The thought returned several times that morning, for it was truly a bitter day, and, in spite of his bear-skin coat, the Doctor shivered.
But he had great faith in Rose's good sense, and it never occurred to him that she was making a little Casabianca of herself, with the difference of freezing instead of burning at her post.
You see, Mac had made an appointment to meet her at a certain spot, and have a grand skating bout as soon as the few lessons he was allowed were over. She had promised to wait for him, and did so with a faithfulness that cost her dear, because Mac forgot his appointment when the lessons were done, and became absorbed in a chemical experiment, till a general combustion of gases drove him out of his laboratory. Then he suddenly remembered Rose, and would gladly have hurried away to her, but his mother forbade his going out, for the sharp wind would hurt his eyes.
"She will wait and wait, mother, for she always keeps her word, and I told her to hold on till I came," explained Mac, with visions of a shivering little figure watching on the windy hill-top.
"Of course, your uncle won't let her go out such a day as this. If he does, she will have the sense to come here for you, or to go home again when you don't appear," said Aunt Jane, returning to her "Watts on the Mind."
"I wish Steve would just cut up and see if she's there, since I can't go," began Mac, anxiously.
"Steve won't stir a peg, thank you. He's got his own toes to thaw out, and wants his dinner," answered Dandy, just in from school, and wrestling impatiently with his boots.
So Mac resigned himself, and Rose waited dutifully till dinner-time assured her that her waiting was in vain. She had done her best to keep warm, had skated till she was tired and hot, then stood watching others till she was chilled; tried to get up a glow again by trotting up and down the road, but failed to do so, and finally cuddled disconsolately under a pine-tree to wait and watch.
When she at length started for home, she was benumbed with cold, and could hardly make her way against the wind that buffeted the frost-bitten rose most unmercifully.

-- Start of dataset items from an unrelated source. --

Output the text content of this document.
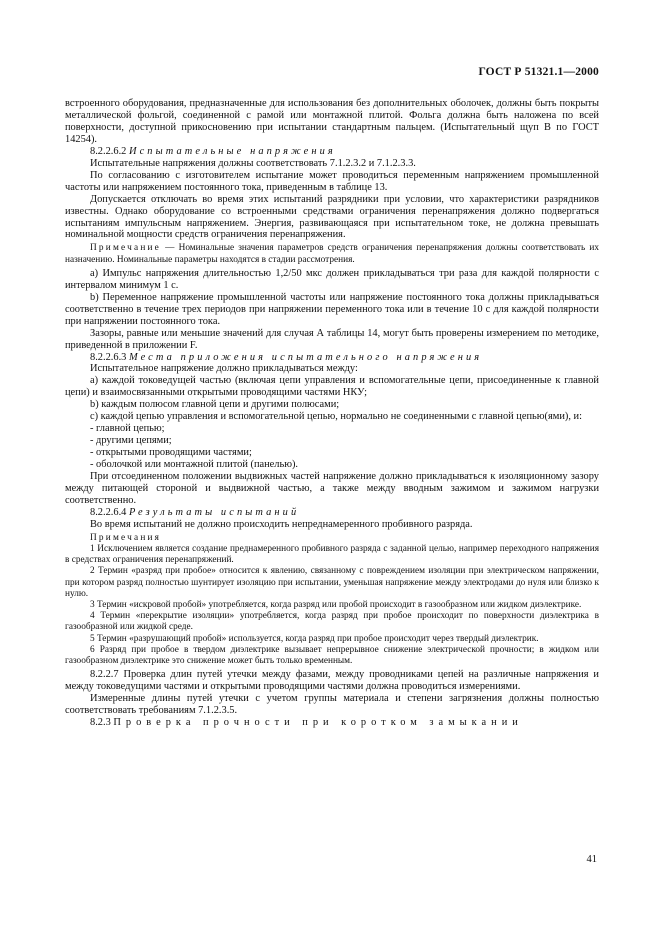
ГОСТ Р 51321.1—2000

встроенного оборудования, предназначенные для использования без дополнительных оболочек, должны быть покрыты металлической фольгой, соединенной с рамой или монтажной плитой. Фольга должна быть наложена по всей поверхности, доступной прикосновению при испытании стандартным пальцем. (Испытательный щуп В по ГОСТ 14254).

8.2.2.6.2 Испытательные напряжения

Испытательные напряжения должны соответствовать 7.1.2.3.2 и 7.1.2.3.3.

По согласованию с изготовителем испытание может проводиться переменным напряжением промышленной частоты или напряжением постоянного тока, приведенным в таблице 13.

Допускается отключать во время этих испытаний разрядники при условии, что характеристики разрядников известны. Однако оборудование со встроенными средствами ограничения перенапряжения должно подвергаться испытаниям импульсным напряжением. Энергия, развивающаяся при испытательном токе, не должна превышать номинальной мощности средств ограничения перенапряжения.

Примечание — Номинальные значения параметров средств ограничения перенапряжения должны соответствовать их назначению. Номинальные параметры находятся в стадии рассмотрения.

а) Импульс напряжения длительностью 1,2/50 мкс должен прикладываться три раза для каждой полярности с интервалом минимум 1 с.

b) Переменное напряжение промышленной частоты или напряжение постоянного тока должны прикладываться соответственно в течение трех периодов при напряжении переменного тока или в течение 10 с для каждой полярности при напряжении постоянного тока.

Зазоры, равные или меньшие значений для случая А таблицы 14, могут быть проверены измерением по методике, приведенной в приложении F.

8.2.2.6.3 Места приложения испытательного напряжения

Испытательное напряжение должно прикладываться между:

а) каждой токоведущей частью (включая цепи управления и вспомогательные цепи, присоединенные к главной цепи) и взаимосвязанными открытыми проводящими частями НКУ;

b) каждым полюсом главной цепи и другими полюсами;

с) каждой цепью управления и вспомогательной цепью, нормально не соединенными с главной цепью(ями), и:

- главной цепью;

- другими цепями;

- открытыми проводящими частями;

- оболочкой или монтажной плитой (панелью).

При отсоединенном положении выдвижных частей напряжение должно прикладываться к изоляционному зазору между питающей стороной и выдвижной частью, а также между вводным зажимом и зажимом нагрузки соответственно.

8.2.2.6.4 Результаты испытаний

Во время испытаний не должно происходить непреднамеренного пробивного разряда.

Примечания

1 Исключением является создание преднамеренного пробивного разряда с заданной целью, например переходного напряжения в средствах ограничения перенапряжений.

2 Термин «разряд при пробое» относится к явлению, связанному с повреждением изоляции при электрическом напряжении, при котором разряд полностью шунтирует изоляцию при испытании, уменьшая напряжение между электродами до нуля или близко к нулю.

3 Термин «искровой пробой» употребляется, когда разряд или пробой происходит в газообразном или жидком диэлектрике.

4 Термин «перекрытие изоляции» употребляется, когда разряд при пробое происходит по поверхности диэлектрика в газообразной или жидкой среде.

5 Термин «разрушающий пробой» используется, когда разряд при пробое происходит через твердый диэлектрик.

6 Разряд при пробое в твердом диэлектрике вызывает непрерывное снижение электрической прочности; в жидком или газообразном диэлектрике это снижение может быть только временным.

8.2.2.7 Проверка длин путей утечки между фазами, между проводниками цепей на различные напряжения и между токоведущими частями и открытыми проводящими частями должна проводиться измерениями.

Измеренные длины путей утечки с учетом группы материала и степени загрязнения должны полностью соответствовать требованиям 7.1.2.3.5.

8.2.3 Проверка прочности при коротком замыкании

41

Dr. Alec was basking in the warmth of the study fire, after his drive, when the sound of a stifled sob made him hurry to the door and look anxiously into the hall. Rose lay in a shivering bunch near the register, with her things half off, wringing her hands, and trying not to cry with the pain returning warmth brought to her half-frozen fingers.

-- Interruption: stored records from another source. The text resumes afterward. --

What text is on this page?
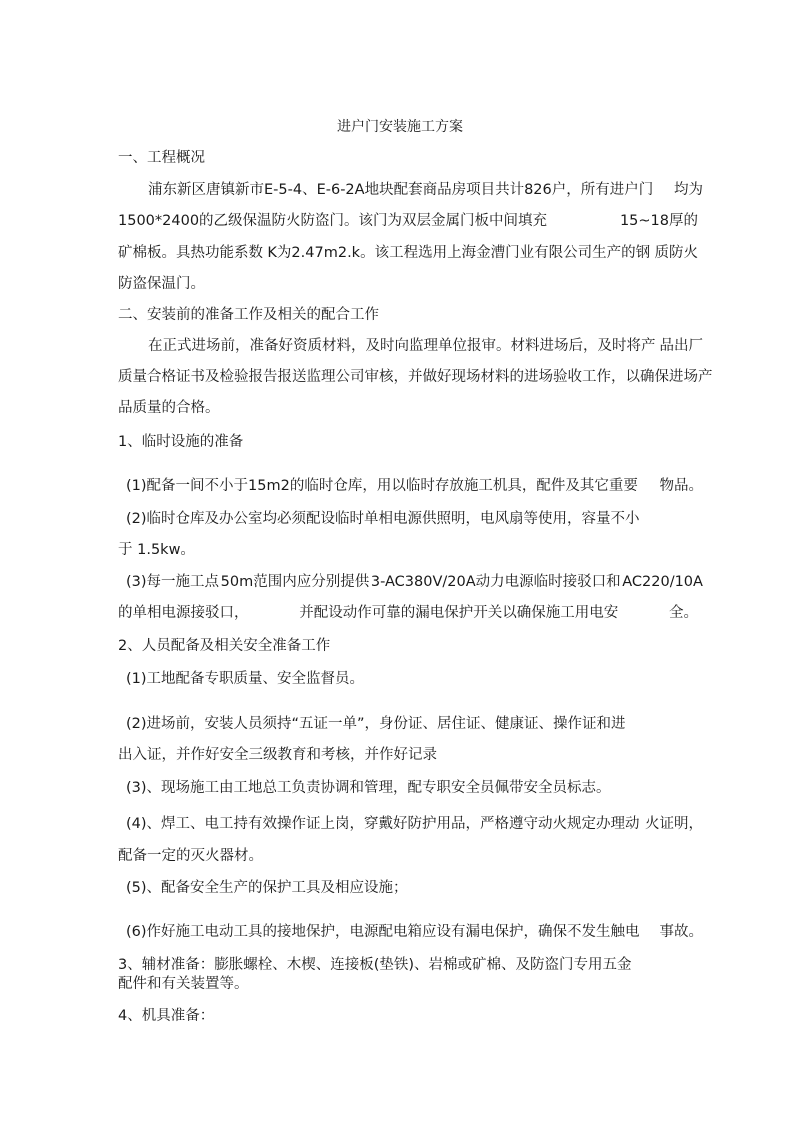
进户门安装施工方案
一、工程概况
浦东新区唐镇新市E-5-4、E-6-2A地块配套商品房项目共计826户，所有进户门 均为
1500*2400的乙级保温防火防盗门。该门为双层金属门板中间填充	15~18厚的
矿棉板。具热功能系数 K为2.47m2.k。该工程选用上海金漕门业有限公司生产的钢 质防火
防盗保温门。
二、安装前的准备工作及相关的配合工作
在正式进场前，准备好资质材料，及时向监理单位报审。材料进场后，及时将产 品出厂
质量合格证书及检验报告报送监理公司审核，并做好现场材料的进场验收工 作，以确保进场产
品质量的合格。
1、临时设施的准备
(1)配备一间不小于15m2的临时仓库，用以临时存放施工机具，配件及其它重要 物品。
(2)临时仓库及办公室均必须配设临时单相电源供照明，电风扇等使用，容量不小
于 1.5kw。
(3)每一施工点 50m范围内应分别提供 3-AC380V/20A动力电源临时接驳口和 AC220/10A
的单相电源接驳口，	并配设动作可靠的漏电保护开关以确保施工用电安	全。
2、人员配备及相关安全准备工作
(1)工地配备专职质量、安全监督员。
(2)进场前，安装人员须持“五证一单”，身份证、居住证、健康证、操作证和进
出入证，并作好安全三级教育和考核，并作好记录
(3)、现场施工由工地总工负责协调和管理，配专职安全员佩带安全员标志。
(4)、焊工、电工持有效操作证上岗，穿戴好防护用品，严格遵守动火规定办理动 火证明，
配备一定的灭火器材。
(5)、配备安全生产的保护工具及相应设施；
(6)作好施工电动工具的接地保护，电源配电箱应设有漏电保护，确保不发生触电 事故。
3、辅材准备：膨胀螺栓、木楔、连接板(垫铁)、岩棉或矿棉、及防盗门专用五金
配件和有关装置等。
4、机具准备：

"My darling, what is it?" and Uncle Alec had her in his arms in a minute.
"Mac didn't come I can't get warm the fire makes me ache!" and with a long shiver Rose burst out crying, while her teeth chattered, and her poor little nose was so blue, it made one's heart ache to see it.

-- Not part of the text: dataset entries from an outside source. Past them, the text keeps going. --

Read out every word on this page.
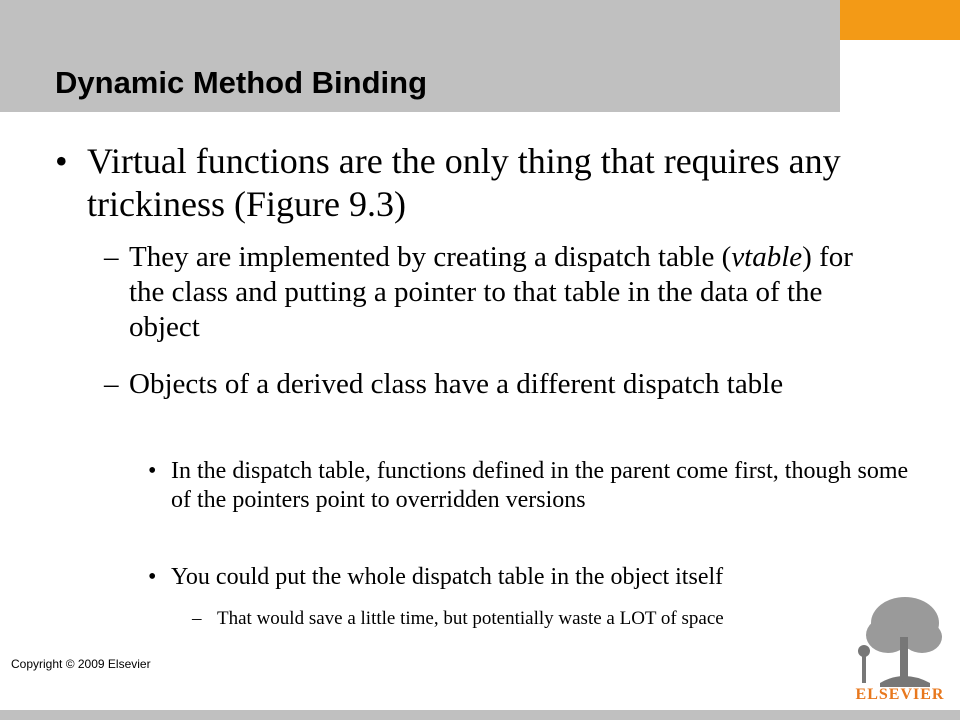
Dynamic Method Binding
• Virtual functions are the only thing that requires any trickiness (Figure 9.3)
– They are implemented by creating a dispatch table (vtable) for the class and putting a pointer to that table in the data of the object
– Objects of a derived class have a different dispatch table
• In the dispatch table, functions defined in the parent come first, though some of the pointers point to overridden versions
• You could put the whole dispatch table in the object itself
– That would save a little time, but potentially waste a LOT of space
Copyright © 2009 Elsevier
ELSEVIER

In less time than it takes to tell it, Dr. Alec had her on the sofa rolled up in the bear-skin coat, with Phebe rubbing her cold feet while he rubbed the aching hands, and Aunt Plenty made a comfortable hot drink, and Aunt Peace sent down her own foot-warmer and embroidered blanket "for the dear."
Full of remorseful tenderness, Uncle Alec worked over his new patient till she declared she was all right again. He would not let her get up to dinner, but fed her himself, and then forgot his own while he sat watching her fall into a drowse, for Aunt Plenty's cordial made her sleepy.